As pesquisadoras Hearn e Louvrier afirmam que é possível identificar duas principais abordagens para o termo diferença: a visão essencialista e a visão construcionista. Para as autoras, a “perspectiva essencialista vê as diferenças como características internas dos indivíduos”, ou seja, as diferenças são categorias fixas que decorrem, principalmente, da biologia. Já na perspectiva construcionista, as diferenças “são construídas na interação com os outros e com o ambiente social mais amplo”, sendo atravessadas por relações de poder.
Tendo em vista a relação entre diversidade e diferença, podemos supor que as implicações que norteiam o termo diferença também podem ser assumidas para pensar a diversidade.
Pesquisadoras como Boukreris e Ouahmiche tratam da diversidade de forma ampla, entendendo que sua definição assume significados variados.

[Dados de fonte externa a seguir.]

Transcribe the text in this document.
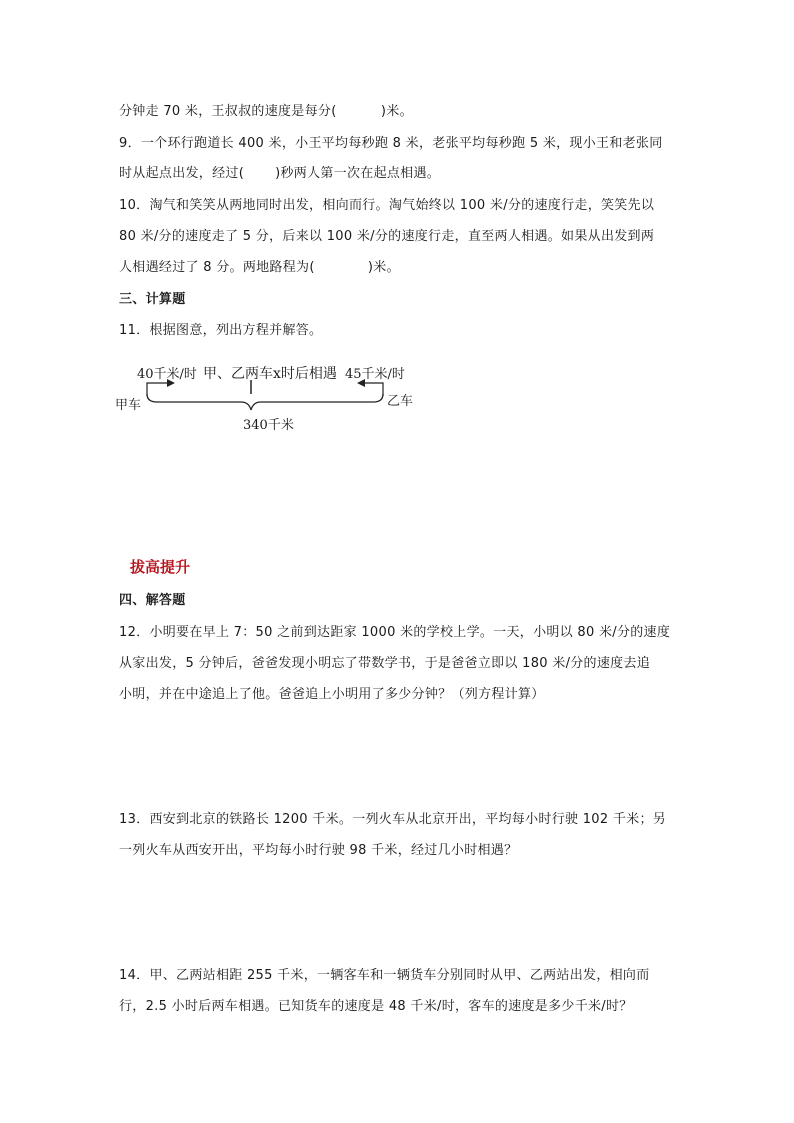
分钟走 70 米，王叔叔的速度是每分(          )米。

9．一个环行跑道长 400 米，小王平均每秒跑 8 米，老张平均每秒跑 5 米，现小王和老张同

时从起点出发，经过(       )秒两人第一次在起点相遇。

10．淘气和笑笑从两地同时出发，相向而行。淘气始终以 100 米/分的速度行走，笑笑先以

80 米/分的速度走了 5 分，后来以 100 米/分的速度行走，直至两人相遇。如果从出发到两

人相遇经过了 8 分。两地路程为(            )米。

三、计算题

11．根据图意，列出方程并解答。

40千米/时 甲、乙两车x时后相遇 45千米/时
甲车	乙车
340千米
拔高提升

四、解答题

12．小明要在早上 7：50 之前到达距家 1000 米的学校上学。一天，小明以 80 米/分的速度

从家出发，5 分钟后，爸爸发现小明忘了带数学书，于是爸爸立即以 180 米/分的速度去追

小明，并在中途追上了他。爸爸追上小明用了多少分钟？（列方程计算）

13．西安到北京的铁路长 1200 千米。一列火车从北京开出，平均每小时行驶 102 千米；另

一列火车从西安开出，平均每小时行驶 98 千米，经过几小时相遇？

14．甲、乙两站相距 255 千米，一辆客车和一辆货车分别同时从甲、乙两站出发，相向而

行，2.5 小时后两车相遇。已知货车的速度是 48 千米/时，客车的速度是多少千米/时？
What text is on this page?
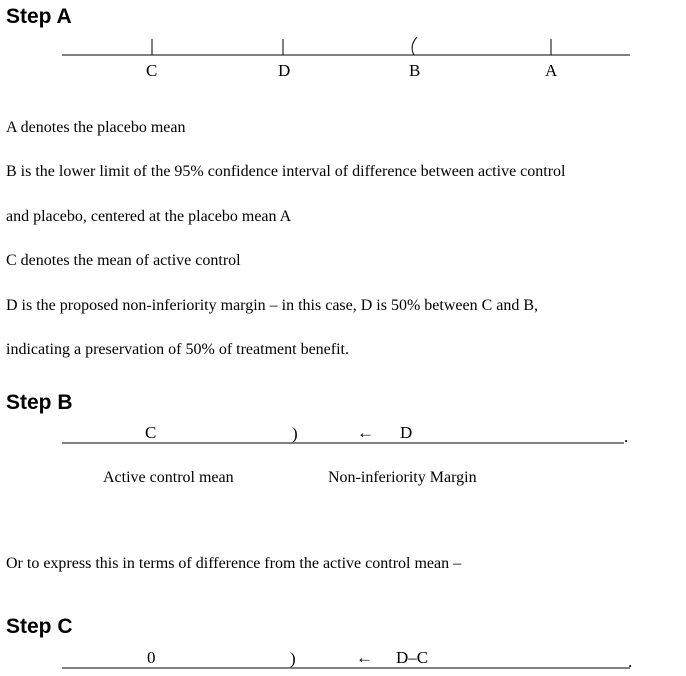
Step A
C	D	B	A
A denotes the placebo mean
B is the lower limit of the 95% confidence interval of difference between active control
and placebo, centered at the placebo mean A
C denotes the mean of active control
D is the proposed non-inferiority margin – in this case, D is 50% between C and B,
indicating a preservation of 50% of treatment benefit.
Step B
C	)	← D	.
Active control mean	Non-inferiority Margin
Or to express this in terms of difference from the active control mean –
Step C
0	)	← D–C	.
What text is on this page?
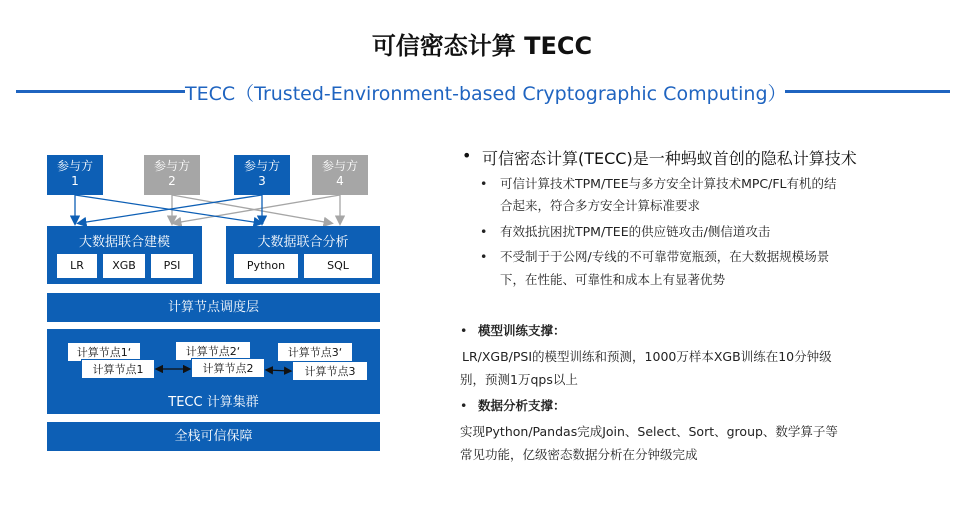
可信密态计算 TECC
TECC（Trusted-Environment-based Cryptographic Computing）
参与方
1
参与方
2
参与方
3
参与方
4
大数据联合建模
LR	XGB	PSI
大数据联合分析
Python	SQL
计算节点调度层
计算节点1‘	计算节点2‘	计算节点3‘
计算节点1	计算节点2	计算节点3
TECC 计算集群
全栈可信保障
• 可信密态计算(TECC)是一种蚂蚁首创的隐私计算技术
• 可信计算技术TPM/TEE与多方安全计算技术MPC/FL有机的结
合起来，符合多方安全计算标准要求
• 有效抵抗困扰TPM/TEE的供应链攻击/侧信道攻击
• 不受制于于公网/专线的不可靠带宽瓶颈，在大数据规模场景
下，在性能、可靠性和成本上有显著优势
• 模型训练支撑：
LR/XGB/PSI的模型训练和预测，1000万样本XGB训练在10分钟级
别，预测1万qps以上
• 数据分析支撑：
实现Python/Pandas完成Join、Select、Sort、group、数学算子等
常见功能，亿级密态数据分析在分钟级完成
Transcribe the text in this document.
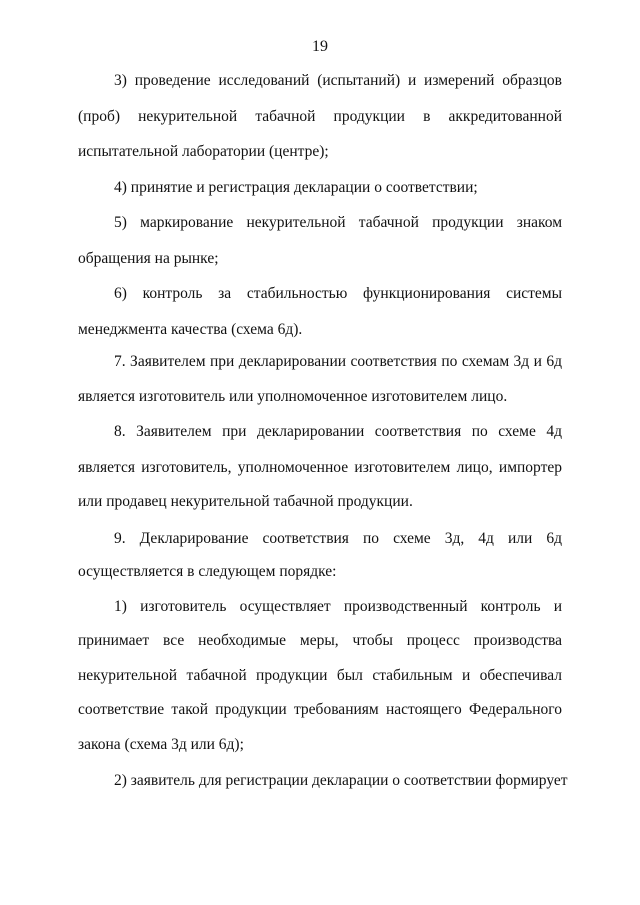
19
3) проведение исследований (испытаний) и измерений образцов
(проб) некурительной табачной продукции в аккредитованной
испытательной лаборатории (центре);
4) принятие и регистрация декларации о соответствии;
5) маркирование некурительной табачной продукции знаком
обращения на рынке;
6) контроль за стабильностью функционирования системы
менеджмента качества (схема 6д).
7. Заявителем при декларировании соответствия по схемам 3д и 6д
является изготовитель или уполномоченное изготовителем лицо.
8. Заявителем при декларировании соответствия по схеме 4д
является изготовитель, уполномоченное изготовителем лицо, импортер
или продавец некурительной табачной продукции.
9. Декларирование соответствия по схеме 3д, 4д или 6д
осуществляется в следующем порядке:
1) изготовитель осуществляет производственный контроль и
принимает все необходимые меры, чтобы процесс производства
некурительной табачной продукции был стабильным и обеспечивал
соответствие такой продукции требованиям настоящего Федерального
закона (схема 3д или 6д);
2) заявитель для регистрации декларации о соответствии формирует
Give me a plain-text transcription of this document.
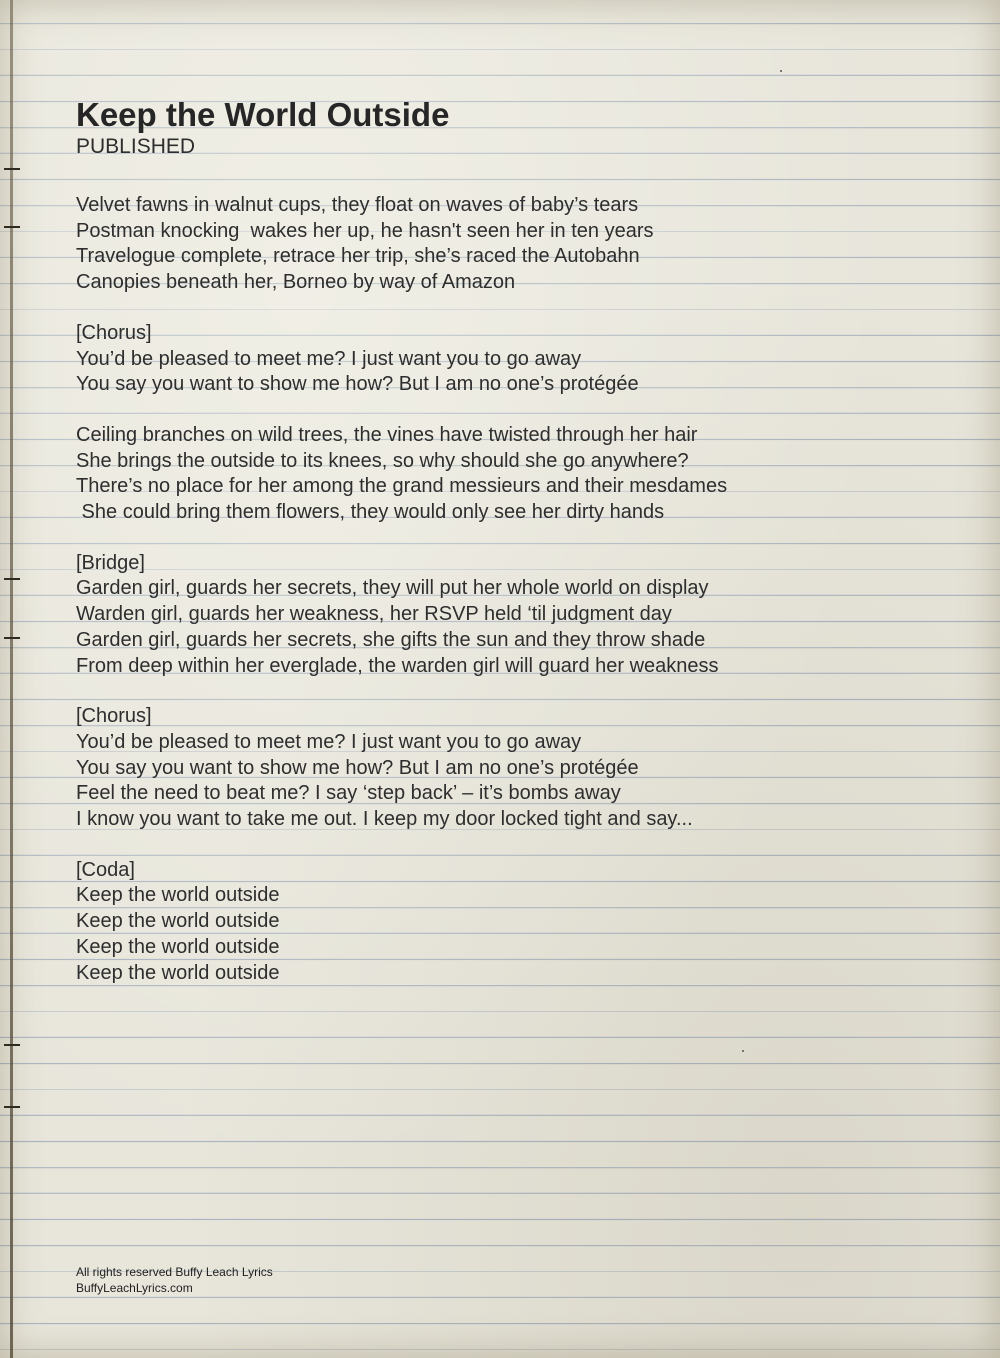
Keep the World Outside
PUBLISHED
Velvet fawns in walnut cups, they float on waves of baby’s tears
Postman knocking  wakes her up, he hasn't seen her in ten years
Travelogue complete, retrace her trip, she’s raced the Autobahn
Canopies beneath her, Borneo by way of Amazon
[Chorus]
You’d be pleased to meet me? I just want you to go away
You say you want to show me how? But I am no one’s protégée
Ceiling branches on wild trees, the vines have twisted through her hair
She brings the outside to its knees, so why should she go anywhere?
There’s no place for her among the grand messieurs and their mesdames
She could bring them flowers, they would only see her dirty hands
[Bridge]
Garden girl, guards her secrets, they will put her whole world on display
Warden girl, guards her weakness, her RSVP held ‘til judgment day
Garden girl, guards her secrets, she gifts the sun and they throw shade
From deep within her everglade, the warden girl will guard her weakness
[Chorus]
You’d be pleased to meet me? I just want you to go away
You say you want to show me how? But I am no one’s protégée
Feel the need to beat me? I say ‘step back’ – it’s bombs away
I know you want to take me out. I keep my door locked tight and say...
[Coda]
Keep the world outside
Keep the world outside
Keep the world outside
Keep the world outside
All rights reserved Buffy Leach Lyrics
BuffyLeachLyrics.com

Para as autoras, apesar das múltiplas possibilidades que a diversidade assume, de forma geral ela está relacionada à noção de variedade, diferença e oposição. Um determinado pesquisador chamado Nagappan também acredita que a diversidade está condicionada à variedade e à diferença e que, para um grupo ser considerado diverso, ele precisa conter membros de todos os grupos sociais em número aproximadamente igual. Mas eu já vi que essa discussão será longa, e esse foi só o início dela… Vamos continuar na próxima coluna?
Referências citadas
Boukreris, L.; Ouahmiche, G. “Diversity: Concept and issues”, International Journal of Language and Linguistics, vol. 5–1, 2017, pp. 15.
Hearn, J.; Louvrier, J. “Theories of difference, diversity, and intersectionality”, The Oxford handbook of diversity in organizations, 2015, pp. 62.
Ferreira, A. B. D. H. (2004). Novo dicionário Aurélio da língua portuguesa. In Novo dicionário Aurélio da língua portuguesa (pp. 2012-2012).
Nagappan, M.; Zimmermann, T.; Bird, C. “Diversity in software engineering research”. In: Proceedings of the 2013 9th Joint Meeting on Foundations of Software Engineering, 2013, pp. 466–476.